“Get Real: Why You Should Be Recommending I’ll Meet You There by Heather Demetrios” – Review by Kara Rosenberg
My middle and high school students want different things out of their books. Some—the lucky ones, given the prolific nature of YA fantasy writers—just want to dive into one vaguely medieval alternative universe after another. Others, often girls, connect to the real characters, often girls, in the novels of John Green and Laurie Halse Anderson. I could go on.
But other readers want to see—sometimes need to see–what happens to teenagers when they leave high school. What choices will they make? How do they become young men and women who can make their own choices? What does it mean to be in a mature relationship (and, yes, Virginia, it does mean more than having sex…)? Once or twice a year, I’ll have a student, usually a young man, who doesn’t particularly like to read and for whom fantasy, adventure, and John Green just doesn’t cut it. That young man is often drawn in by books about other young men (and women) on the cusp of the rest of their lives. For those readers, I have a short but growing list of books, and I’ll Meet You There by Heather Demetrios has jumped to the top of it.
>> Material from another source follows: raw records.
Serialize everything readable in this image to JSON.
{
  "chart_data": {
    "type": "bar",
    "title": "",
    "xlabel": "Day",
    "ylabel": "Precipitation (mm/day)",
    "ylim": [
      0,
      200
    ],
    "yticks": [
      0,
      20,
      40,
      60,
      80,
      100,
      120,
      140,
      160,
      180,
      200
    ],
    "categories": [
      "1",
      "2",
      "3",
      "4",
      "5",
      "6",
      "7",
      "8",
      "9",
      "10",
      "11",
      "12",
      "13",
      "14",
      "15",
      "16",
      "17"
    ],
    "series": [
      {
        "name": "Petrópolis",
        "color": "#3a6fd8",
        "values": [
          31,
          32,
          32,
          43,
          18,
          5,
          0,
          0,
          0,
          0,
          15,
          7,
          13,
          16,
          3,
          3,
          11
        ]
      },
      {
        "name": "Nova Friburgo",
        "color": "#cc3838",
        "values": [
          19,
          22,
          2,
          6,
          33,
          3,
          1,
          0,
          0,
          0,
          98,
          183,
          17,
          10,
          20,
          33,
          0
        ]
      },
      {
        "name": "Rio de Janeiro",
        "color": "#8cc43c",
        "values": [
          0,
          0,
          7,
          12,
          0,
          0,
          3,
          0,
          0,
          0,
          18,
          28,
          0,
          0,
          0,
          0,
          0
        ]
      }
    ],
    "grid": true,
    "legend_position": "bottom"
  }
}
The novel is set in a poor California community described as “just a trailer park, a few run-down houses, a couple of businesses that barely made enough to keep their doors open, and the Paradise Motel.” It deals with two transitions, Skylar’s decision about what she’s going to do after high school and Josh’s decision about what he’s going to do after getting his leg blow off in Afghanistan. I’ll Meet You There is told primarily from Sky’s point of view with intermittent, short chapters narrated by Josh.
Josh’s story shows young male readers an example of what growing up can look like. Sky tells us that Josh was less than serious in high school, sleeping around, getting drunk, not caring about school. The post-Afghanistan Marine Josh, however, reads Slaughterhouse-Five, plays chess, and tries to figure out how to be in a real relationship. “I don’t know how to do this,” he tells Sky at one point. “You’re so different from the rest. Every time I try, I just keep screwing it up.” Soon afterwards, he does screw up big time, and part of his struggles shed light on issues that many amputees and veterans have to deal with.
Towards the end, he starts to accept what happened in Afghanistan and see a path forward. Josh says, talking to a close friend who died when he lost his leg, “I’m scared shitless, man. Because if I’m really gonna do this, really live my life, I’ve gotta leave you behind. I can hear your voice right now, even though you’re not here. I know exactly what you’d say: Good luck. Shoot straight. Don’t get dead.” Pretty good advice, I’d say. Many young men I work with don’t have many models of how to do this either. All the more reason to have books like I’ll Meet You There to show them a way.
Sky struggles with her conflicting needs to get out of her dirt poor town and to make sure her mom is going to be able to survive without her. It’s through Sky’s story that the novel digs into alcoholism and the lives of really poor communities in a way reminiscent of Eleanor and Park. The novel shows alcohol ripping families and relationships apart.
Sky, however, is a great character. She’s not perfect, but that’s another reason to like the novel: both main characters have mistakes to make and growing up to do. Sky’s happens when she gets drunk and drives into a ditch. Thankfully, she has a solid mother-figure, Marge, who runs the Paradise Motel, where both Sky and Josh work, to guide her. Marge is always there for some wise words. Towards the end, they have this exchange: “’I’m leaving soon,’ I said. ‘Yes, you are.’ She leaned against a tree, giving me one of her soul-searching looks. ‘But it’s not one or the other, sweet pea.’” For me, these words are at the heart of the novel: being an adult is not black and white, is not either staying or going; being an adult is about making the best, often messy, choice you can given the circumstances.
I’ll Meet You There is a book for more mature readers. Yes, the characters have sex. Yes, they say bad words. Yes, they get drunk. Yes, they do dumb things when they get drunk. But haven’t most people? It is certainly one teachers and librarians should have alongside books like Trish Doller’s Something Like Normal to hand to reluctant high school readers and anyone interested in a real story about real people trying to figure out how to grow up.
Kara Rosenberg teaches high school English and history in Vermont and is currently on the Green Mountain Book Award (Vermont’s book list for YA readers) committee. She lives in Montpelier with her husband and two sons and was late getting to this review because she was busy working on Harry and Hedwig costumes for an 8-year-old who has just started his first forays into the joys of Hogwarts.